When the Financial Conduct Authority (FCA) announced that it was delaying its latest announcement regarding payment protection insurance (PPI), many media outlets reported that it was unlikely that the regulator would go ahead with its proposed date of June 30 2019 for imposing a PPI claims deadline, or time-bar. The media instead suggested that a date later in 2019 was now more likely.
However, the 2016 annual reports of two of the UK’s largest banking groups, both published in February 2017, suggest that the banking sector is still working on the basis that the deadline will be in June 2019.
The annual report of Lloyds Banking Group says:
“The Group’s current PPI provision reflects our interpretation of the Financial Conduct Authority’s (FCA) consultation paper regarding a potential time bar of the end of June 2019 and the Plevin case.”
(The Plevin case was a landmark court judgement which is expected to pave the way for a new wave of PPI claims from people alleging that they were not informed of the commission payment that the firm who sold the policy would receive.)

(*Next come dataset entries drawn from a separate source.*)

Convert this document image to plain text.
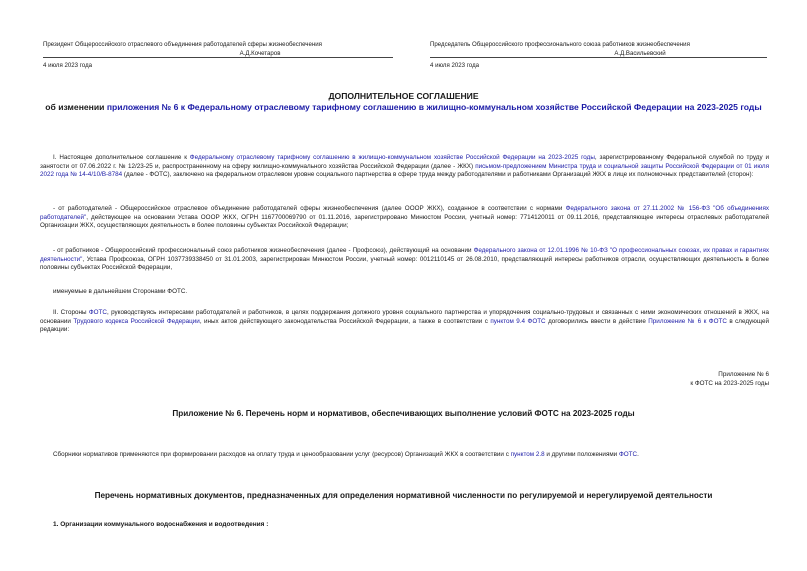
Президент Общероссийского отраслевого объединения работодателей сферы жизнеобеспечения
А.Д.Кочетаров
4 июля 2023 года
Председатель Общероссийского профессионального союза работников жизнеобеспечения
А.Д.Васильевский
4 июля 2023 года
ДОПОЛНИТЕЛЬНОЕ СОГЛАШЕНИЕ
об изменении приложения № 6 к Федеральному отраслевому тарифному соглашению в жилищно-коммунальном хозяйстве Российской Федерации на 2023-2025 годы
I. Настоящее дополнительное соглашение к Федеральному отраслевому тарифному соглашению в жилищно-коммунальном хозяйстве Российской Федерации на 2023-2025 годы, зарегистрированному Федеральной службой по труду и занятости от 07.06.2022 г. № 12/23-25 и, распространенному на сферу жилищно-коммунального хозяйства Российской Федерации (далее - ЖКХ) письмом-предложением Министра труда и социальной защиты Российской Федерации от 01 июля 2022 года № 14-4/10/В-8784 (далее - ФОТС), заключено на федеральном отраслевом уровне социального партнерства в сфере труда между работодателями и работниками Организаций ЖКХ в лице их полномочных представителей (сторон):
- от работодателей - Общероссийское отраслевое объединение работодателей сферы жизнеобеспечения (далее ОООР ЖКХ), созданное в соответствии с нормами Федерального закона от 27.11.2002 № 156-ФЗ "Об объединениях работодателей", действующее на основании Устава ОООР ЖКХ, ОГРН 1167700069790 от 01.11.2016, зарегистрировано Минюстом России, учетный номер: 7714120011 от 09.11.2016, представляющее интересы отраслевых работодателей Организации ЖКХ, осуществляющих деятельность в более половины субъектах Российской Федерации;
- от работников - Общероссийский профессиональный союз работников жизнеобеспечения (далее - Профсоюз), действующий на основании Федерального закона от 12.01.1996 № 10-ФЗ "О профессиональных союзах, их правах и гарантиях деятельности", Устава Профсоюза, ОГРН 1037739338450 от 31.01.2003, зарегистрирован Минюстом России, учетный номер: 0012110145 от 26.08.2010, представляющий интересы работников отрасли, осуществляющих деятельность в более половины субъектах Российской Федерации,
именуемые в дальнейшем Сторонами ФОТС.
II. Стороны ФОТС, руководствуясь интересами работодателей и работников, в целях поддержания должного уровня социального партнерства и упорядочения социально-трудовых и связанных с ними экономических отношений в ЖКХ, на основании Трудового кодекса Российской Федерации, иных актов действующего законодательства Российской Федерации, а также в соответствии с пунктом 9.4 ФОТС договорились ввести в действие Приложение № 6 к ФОТС в следующей редакции:
Приложение № 6
к ФОТС на 2023-2025 годы
Приложение № 6. Перечень норм и нормативов, обеспечивающих выполнение условий ФОТС на 2023-2025 годы
Сборники нормативов применяются при формировании расходов на оплату труда и ценообразовании услуг (ресурсов) Организаций ЖКХ в соответствии с пунктом 2.8 и другими положениями ФОТС.
Перечень нормативных документов, предназначенных для определения нормативной численности по регулируемой и нерегулируемой деятельности
1. Организации коммунального водоснабжения и водоотведения :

Lloyds made additional provision of £1 million for PPI compensation during 2016, taking its total PPI redress provision to £17 billion. The bank has indicated that it does not expect to need to increase its PPI provision further.
The annual report of Barclays Bank says:
“We are also working to put legacy conduct issues behind us and the FCA’s proposed deadline of the end of June 2019 for PPI complaints, although not yet confirmed, is a significant development.”

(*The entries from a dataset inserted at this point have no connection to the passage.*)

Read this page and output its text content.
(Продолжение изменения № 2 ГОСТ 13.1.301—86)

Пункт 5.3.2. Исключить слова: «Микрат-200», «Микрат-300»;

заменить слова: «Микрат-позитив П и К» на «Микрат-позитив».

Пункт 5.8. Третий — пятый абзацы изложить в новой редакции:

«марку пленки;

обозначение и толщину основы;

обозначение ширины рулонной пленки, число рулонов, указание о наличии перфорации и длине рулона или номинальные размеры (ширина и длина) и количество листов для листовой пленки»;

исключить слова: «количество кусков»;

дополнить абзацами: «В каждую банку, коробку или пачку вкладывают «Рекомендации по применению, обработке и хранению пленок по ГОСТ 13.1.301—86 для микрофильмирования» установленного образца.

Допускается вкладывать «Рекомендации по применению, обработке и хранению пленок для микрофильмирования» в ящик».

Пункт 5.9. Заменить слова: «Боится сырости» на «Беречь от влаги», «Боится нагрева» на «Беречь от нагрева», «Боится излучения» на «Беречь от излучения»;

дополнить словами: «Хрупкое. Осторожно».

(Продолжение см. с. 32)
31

Barclays also made additional PPI provision of £1 billion during the year, taking its total to £8.4 billion. It says that £2 billion of this remains to be paid.
Royal Bank of Scotland made additional provision of £601 million for PPI during 2016. This takes its total PPI compensation reserve to £4.9 billion, and says in its annual report that £3.7 billion of this had been paid out by the end of 2016.
HSBC, the other one of the ‘big four’ UK banks, has set aside a total of £3.7 billion to settle PPI claims.
The total amount set aside by banks and other financial institutions to pay PPI compensation has topped £40 billion. Latest FCA figures show that £26 billion of this has already been paid out.
A definitive announcement from the FCA on a PPI claims deadline is still awaited. In the two years before any deadline is imposed, the big four banks and 14 other firms that sold the most PPI will need to fund a £42 million marketing campaign, designed to alert consumers to the deadline and to prompt them to consider making a claim if they have not already done so.
The Lloyds annual report also reveals that the Group made additional provision of £1.085 billion during 2016 for other conduct related issues: £280 million for packaged bank account compensation, £261 million in respect of arrears-related activities on secured and unsecured retail products, £94 million related to insurance products sold in Germany, and £450 million for other conduct risk provisions.
The information shown in this article was correct at the time of publication. Articles are not routinely reviewed and as such are not updated. Please be aware the facts, circumstances or legal position may change after publication of the article.